One big problem is that currently rsyslog does all this work in a
threaded
environment. It may make sense in v9 or v10 to shift from a default
shared-everything threading model to a explicit shared memory
multiprocess
model. At that point having one of the processes use a different
language
would not be that hard.
But in the current threaded model, having one thread run a different
language would be very, very hard.
The other issue here is performance. Rsyslog goes to a LOT of effort
to
be
fast. Some of the things that have made very noticable diffences in
performance in rsyslog are things that seem like they should be very
minor.
Think about these things and then think about what would be involved
to
define interfaces in a multi-language safe way.

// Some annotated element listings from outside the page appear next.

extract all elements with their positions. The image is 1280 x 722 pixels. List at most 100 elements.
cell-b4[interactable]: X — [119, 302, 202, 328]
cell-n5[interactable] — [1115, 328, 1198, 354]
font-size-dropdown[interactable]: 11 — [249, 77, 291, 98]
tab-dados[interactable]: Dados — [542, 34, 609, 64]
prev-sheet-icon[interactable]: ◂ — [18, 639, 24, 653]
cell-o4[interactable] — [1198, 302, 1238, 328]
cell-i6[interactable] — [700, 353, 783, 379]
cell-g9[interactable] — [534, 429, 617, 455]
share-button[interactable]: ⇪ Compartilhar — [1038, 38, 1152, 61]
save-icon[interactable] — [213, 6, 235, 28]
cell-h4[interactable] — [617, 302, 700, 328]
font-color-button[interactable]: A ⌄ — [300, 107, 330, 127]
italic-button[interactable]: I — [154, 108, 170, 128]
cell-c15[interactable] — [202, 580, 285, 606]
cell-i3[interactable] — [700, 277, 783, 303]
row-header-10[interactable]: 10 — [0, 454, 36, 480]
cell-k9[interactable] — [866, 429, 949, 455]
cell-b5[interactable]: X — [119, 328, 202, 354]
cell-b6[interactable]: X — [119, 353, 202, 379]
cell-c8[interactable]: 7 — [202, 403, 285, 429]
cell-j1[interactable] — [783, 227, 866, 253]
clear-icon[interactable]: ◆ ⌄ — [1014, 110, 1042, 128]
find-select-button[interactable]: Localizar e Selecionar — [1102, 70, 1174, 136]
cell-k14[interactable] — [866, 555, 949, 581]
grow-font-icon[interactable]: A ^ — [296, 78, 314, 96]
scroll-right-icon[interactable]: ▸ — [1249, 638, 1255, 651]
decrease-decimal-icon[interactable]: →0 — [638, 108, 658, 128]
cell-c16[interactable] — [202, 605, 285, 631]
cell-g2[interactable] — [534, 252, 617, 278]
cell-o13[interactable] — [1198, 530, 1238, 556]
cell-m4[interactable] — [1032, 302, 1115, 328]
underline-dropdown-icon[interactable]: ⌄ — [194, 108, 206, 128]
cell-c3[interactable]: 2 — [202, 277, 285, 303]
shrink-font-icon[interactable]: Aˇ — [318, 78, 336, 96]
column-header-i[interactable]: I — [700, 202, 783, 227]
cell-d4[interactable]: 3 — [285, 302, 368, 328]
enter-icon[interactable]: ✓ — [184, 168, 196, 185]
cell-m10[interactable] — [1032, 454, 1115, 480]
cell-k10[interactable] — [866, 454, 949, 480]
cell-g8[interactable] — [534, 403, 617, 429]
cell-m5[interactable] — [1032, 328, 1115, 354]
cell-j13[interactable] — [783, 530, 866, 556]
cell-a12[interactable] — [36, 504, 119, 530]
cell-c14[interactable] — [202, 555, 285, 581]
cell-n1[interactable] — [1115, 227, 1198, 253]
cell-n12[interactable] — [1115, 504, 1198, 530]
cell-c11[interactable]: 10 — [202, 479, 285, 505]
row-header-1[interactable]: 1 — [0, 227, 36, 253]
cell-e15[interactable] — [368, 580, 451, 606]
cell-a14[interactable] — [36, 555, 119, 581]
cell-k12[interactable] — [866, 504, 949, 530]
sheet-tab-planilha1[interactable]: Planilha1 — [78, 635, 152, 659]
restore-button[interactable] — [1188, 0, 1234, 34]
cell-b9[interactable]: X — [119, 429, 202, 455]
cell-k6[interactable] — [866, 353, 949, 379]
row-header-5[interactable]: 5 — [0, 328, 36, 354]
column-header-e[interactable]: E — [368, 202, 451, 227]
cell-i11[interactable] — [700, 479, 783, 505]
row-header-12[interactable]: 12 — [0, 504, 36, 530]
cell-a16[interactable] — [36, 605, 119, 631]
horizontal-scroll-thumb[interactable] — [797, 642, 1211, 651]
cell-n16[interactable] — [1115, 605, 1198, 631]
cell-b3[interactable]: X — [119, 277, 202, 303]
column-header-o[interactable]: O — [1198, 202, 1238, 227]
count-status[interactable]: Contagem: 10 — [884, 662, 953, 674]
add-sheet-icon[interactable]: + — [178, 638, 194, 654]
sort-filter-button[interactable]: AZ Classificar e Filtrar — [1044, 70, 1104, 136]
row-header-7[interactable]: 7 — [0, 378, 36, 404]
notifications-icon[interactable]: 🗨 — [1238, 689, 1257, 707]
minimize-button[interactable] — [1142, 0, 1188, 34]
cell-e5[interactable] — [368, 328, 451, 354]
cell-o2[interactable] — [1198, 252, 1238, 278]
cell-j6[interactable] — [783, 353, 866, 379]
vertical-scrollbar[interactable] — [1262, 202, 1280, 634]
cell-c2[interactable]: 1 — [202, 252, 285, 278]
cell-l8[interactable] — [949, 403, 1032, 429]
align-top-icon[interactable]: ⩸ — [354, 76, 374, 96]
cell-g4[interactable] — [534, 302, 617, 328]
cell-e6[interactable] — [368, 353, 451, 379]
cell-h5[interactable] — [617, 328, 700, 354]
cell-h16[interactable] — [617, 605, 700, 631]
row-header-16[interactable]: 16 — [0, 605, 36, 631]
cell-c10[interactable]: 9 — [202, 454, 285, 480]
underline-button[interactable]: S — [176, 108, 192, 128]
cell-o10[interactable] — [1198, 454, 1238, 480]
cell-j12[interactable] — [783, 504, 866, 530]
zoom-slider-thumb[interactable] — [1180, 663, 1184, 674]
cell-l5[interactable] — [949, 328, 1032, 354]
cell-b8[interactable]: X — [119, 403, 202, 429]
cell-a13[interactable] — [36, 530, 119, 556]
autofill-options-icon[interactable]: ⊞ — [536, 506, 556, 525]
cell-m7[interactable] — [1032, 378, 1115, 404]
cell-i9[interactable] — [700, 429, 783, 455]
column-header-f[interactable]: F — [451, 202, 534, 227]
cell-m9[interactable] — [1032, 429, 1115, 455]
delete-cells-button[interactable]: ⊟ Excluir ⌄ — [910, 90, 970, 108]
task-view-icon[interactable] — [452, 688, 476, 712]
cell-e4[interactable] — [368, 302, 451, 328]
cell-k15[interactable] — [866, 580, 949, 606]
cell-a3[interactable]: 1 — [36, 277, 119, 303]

things that have resulted in noticable speedups have been:
removing gettimeofday() calls.
it used to be that rsyslog recorded when a message arrived, when it
was
put on the main queue, when it was moved to an action queue, when it
was
pulled from the action queue, and when it was delivered
now, high performance users configure rsyslog so that it only does
one
gettimeofday() call per hundred (ot thousand) messages that arrive
and
use
that one time for every message
string modules
it used to be that the default template (<%pri%>%timestamp%
%hostname%
%syslogtag%%msg%) was interpreted by the rsyslog engine for every
message
that was output
now string modules written in C create these strings rather than
interpreting the template. This resulted in a double-digit %
performance
improvement
With optimizations like these in use, changing things to allow for a
module written in a different language to have access to the rsyslog
internals as would be needed for a high-performance interface seems
like
it
will probably end up hurting the rsyslog performance overall.
That being said, I am very much in favor of multi-process with
explicit
sharing rather than multi-threaded with implicit sharing, but getting
all
the interfaces correct and fast would be a VERY hard task.